For those who forget timers, Timely offers automatic tracking that runs in the background and logs app/website usage. You review the timeline later and categorize time into projects. This captures time you'd otherwise miss.

Both have their place. Hourly billing is safer when scope is unclear—you get paid for all time worked. It's transparent and fair for open-ended projects. Time tracking apps make hourly billing straightforward.

Fixed-price rewards efficiency—finish faster, earn more per hour. It's better for well-defined projects where you can estimate accurately. Even with fixed-price, track time internally to understand your actual hourly rate and improve estimates.

Yes, most time trackers integrate with invoicing tools. Harvest has best-in-class built-in invoicing—tracked time converts to invoices seamlessly. Toggl integrates with Toggl Invoice and third-party tools like QuickBooks, FreshBooks, and Xero.

Clockify also includes invoicing in its free tier. For complex accounting needs, look for integrations with your existing accounting software rather than switching.

Automatic time tracking runs in the background, logging which apps, websites, and documents you use throughout the day. Timely and RescueTime lead in this category.

Accuracy depends on your work style. If you work primarily on computers, automatic tracking captures nearly everything. However, you'll still need to review and categorize time, especially for distinguishing between client projects or separating work from personal use.

Good time trackers organize by client → project → task hierarchy. Set up clients first, then create projects under each client. When tracking, select the specific project. Apps like Toggl, Harvest, and Clockify all support this structure.

Use tags for additional categorization—meeting vs. coding vs. admin. This helps with reporting and understanding where time actually goes across your business.

Key reports for freelancers include: Weekly/monthly client summaries (for invoicing), project profitability (actual hours vs. quoted), time by category (billable vs. admin), and daily patterns (when you're most productive).

Use reports to identify unprofitable clients, scope creep on fixed-price projects, and time leaks to non-billable work. Regular review turns time data into business intelligence.

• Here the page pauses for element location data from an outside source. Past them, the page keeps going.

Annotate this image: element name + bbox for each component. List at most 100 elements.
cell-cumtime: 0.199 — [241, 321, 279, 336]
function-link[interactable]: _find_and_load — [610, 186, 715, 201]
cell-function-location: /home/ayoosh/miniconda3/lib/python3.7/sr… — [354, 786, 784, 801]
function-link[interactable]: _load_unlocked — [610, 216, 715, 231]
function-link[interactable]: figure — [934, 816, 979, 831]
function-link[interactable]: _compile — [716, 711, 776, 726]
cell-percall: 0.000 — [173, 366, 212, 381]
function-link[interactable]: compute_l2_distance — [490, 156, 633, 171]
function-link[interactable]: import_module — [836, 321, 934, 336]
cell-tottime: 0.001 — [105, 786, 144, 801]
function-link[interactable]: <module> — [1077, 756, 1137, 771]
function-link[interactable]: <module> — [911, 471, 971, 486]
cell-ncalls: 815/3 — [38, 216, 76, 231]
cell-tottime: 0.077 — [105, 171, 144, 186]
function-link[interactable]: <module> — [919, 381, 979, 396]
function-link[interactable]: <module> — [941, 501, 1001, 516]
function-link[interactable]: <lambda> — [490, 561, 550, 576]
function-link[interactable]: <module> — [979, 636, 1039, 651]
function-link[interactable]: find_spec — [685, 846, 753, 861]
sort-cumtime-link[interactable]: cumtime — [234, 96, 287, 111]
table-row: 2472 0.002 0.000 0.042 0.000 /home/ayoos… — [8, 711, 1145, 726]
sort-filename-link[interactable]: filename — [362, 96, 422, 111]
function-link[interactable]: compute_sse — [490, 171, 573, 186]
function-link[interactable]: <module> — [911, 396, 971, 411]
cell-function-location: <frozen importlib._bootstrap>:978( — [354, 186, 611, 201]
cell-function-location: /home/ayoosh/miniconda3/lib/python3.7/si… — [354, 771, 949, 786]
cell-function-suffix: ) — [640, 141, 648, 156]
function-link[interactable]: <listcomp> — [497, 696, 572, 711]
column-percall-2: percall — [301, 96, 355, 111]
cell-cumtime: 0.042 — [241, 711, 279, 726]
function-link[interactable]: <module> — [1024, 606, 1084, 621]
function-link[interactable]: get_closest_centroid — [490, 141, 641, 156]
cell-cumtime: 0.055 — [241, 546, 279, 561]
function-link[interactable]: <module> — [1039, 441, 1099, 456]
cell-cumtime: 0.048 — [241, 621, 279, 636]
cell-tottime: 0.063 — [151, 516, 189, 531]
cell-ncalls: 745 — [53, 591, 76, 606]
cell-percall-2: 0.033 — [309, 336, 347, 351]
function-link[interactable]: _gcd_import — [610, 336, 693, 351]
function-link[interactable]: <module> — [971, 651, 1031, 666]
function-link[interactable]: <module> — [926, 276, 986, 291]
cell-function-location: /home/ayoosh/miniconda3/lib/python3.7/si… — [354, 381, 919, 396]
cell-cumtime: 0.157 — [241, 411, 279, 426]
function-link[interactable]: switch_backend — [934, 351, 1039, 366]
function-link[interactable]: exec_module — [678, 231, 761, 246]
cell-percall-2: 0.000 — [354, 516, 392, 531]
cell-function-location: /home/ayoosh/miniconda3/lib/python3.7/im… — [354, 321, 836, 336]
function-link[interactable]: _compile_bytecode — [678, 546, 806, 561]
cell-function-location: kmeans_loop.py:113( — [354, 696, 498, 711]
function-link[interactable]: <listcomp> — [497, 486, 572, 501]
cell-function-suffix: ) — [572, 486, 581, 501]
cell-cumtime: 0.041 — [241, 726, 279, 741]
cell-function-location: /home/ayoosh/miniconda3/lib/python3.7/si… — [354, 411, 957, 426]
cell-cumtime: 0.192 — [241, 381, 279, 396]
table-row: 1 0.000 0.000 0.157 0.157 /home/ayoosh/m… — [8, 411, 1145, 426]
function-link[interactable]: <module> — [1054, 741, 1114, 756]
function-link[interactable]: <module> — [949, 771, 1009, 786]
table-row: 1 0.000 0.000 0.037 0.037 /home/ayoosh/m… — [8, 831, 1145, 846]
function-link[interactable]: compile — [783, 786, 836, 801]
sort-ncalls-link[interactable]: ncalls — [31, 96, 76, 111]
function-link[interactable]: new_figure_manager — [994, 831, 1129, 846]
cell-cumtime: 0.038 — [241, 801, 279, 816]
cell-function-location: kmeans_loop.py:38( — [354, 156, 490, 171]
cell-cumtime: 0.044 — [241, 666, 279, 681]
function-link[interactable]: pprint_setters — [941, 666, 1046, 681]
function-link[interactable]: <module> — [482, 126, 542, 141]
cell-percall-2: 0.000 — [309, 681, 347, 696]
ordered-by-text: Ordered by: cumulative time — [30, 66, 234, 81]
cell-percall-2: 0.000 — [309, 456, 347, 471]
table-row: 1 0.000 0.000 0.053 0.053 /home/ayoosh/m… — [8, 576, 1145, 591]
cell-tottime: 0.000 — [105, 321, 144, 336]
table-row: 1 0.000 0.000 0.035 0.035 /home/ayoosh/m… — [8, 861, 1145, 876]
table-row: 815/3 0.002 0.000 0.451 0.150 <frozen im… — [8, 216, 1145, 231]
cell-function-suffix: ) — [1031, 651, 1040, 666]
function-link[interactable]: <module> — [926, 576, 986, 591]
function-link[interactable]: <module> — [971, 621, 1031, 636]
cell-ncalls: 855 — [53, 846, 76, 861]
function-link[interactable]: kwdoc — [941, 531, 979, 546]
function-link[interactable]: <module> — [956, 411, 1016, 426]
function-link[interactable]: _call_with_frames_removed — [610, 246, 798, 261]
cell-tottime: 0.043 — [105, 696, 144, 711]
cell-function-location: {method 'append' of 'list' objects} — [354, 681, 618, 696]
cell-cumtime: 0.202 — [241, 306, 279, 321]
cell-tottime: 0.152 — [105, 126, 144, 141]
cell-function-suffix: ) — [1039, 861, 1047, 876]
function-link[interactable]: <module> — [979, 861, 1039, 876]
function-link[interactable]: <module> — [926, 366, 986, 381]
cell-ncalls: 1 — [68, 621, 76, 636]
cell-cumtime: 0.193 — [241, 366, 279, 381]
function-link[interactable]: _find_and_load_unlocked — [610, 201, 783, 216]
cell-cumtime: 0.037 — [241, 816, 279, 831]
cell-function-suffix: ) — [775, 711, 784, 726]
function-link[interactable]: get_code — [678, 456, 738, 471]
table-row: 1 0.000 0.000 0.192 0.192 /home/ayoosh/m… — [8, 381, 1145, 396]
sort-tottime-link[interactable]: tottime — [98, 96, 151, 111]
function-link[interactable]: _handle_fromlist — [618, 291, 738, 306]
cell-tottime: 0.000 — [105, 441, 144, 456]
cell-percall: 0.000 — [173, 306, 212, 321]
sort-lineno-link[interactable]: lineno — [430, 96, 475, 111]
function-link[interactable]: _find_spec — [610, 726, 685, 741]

Yes, absolutely. Tracking non-billable time (admin, marketing, learning, breaks) reveals your true hourly rate. If you bill 30 hours but work 50, your effective rate is 40% lower than your billable rate.

This data helps you price projects accurately, identify tasks to delegate or eliminate, and maintain work-life balance by seeing total hours worked. The goal is increasing your billable percentage over time.

Final Recommendations

Three months tracking real client work with each. Here's what actually works:

Most freelancers: Start with Toggl Track. Perfect balance of power and simplicity. Free tier works for solo. Interface makes tracking feel effortless instead of tedious.

Invoicing matters most: Harvest for smoothest tracking-to-invoice flow. Track, invoice, get paid. One system. Worth paying for if billing efficiency matters to your business.

Budget-conscious: Clockify gives professional time tracking at zero cost. Free tier is genuinely generous. Start here, upgrade later if needed.

Capture everything: Timely's automatic tracking catches what slips through. Forget to start timers? Want complete visibility? Automatic approach is worth trying.

Whatever you pick, best time tracker is the one you'll actually open and use. Pick one, commit for a month, watch your understanding of your business change.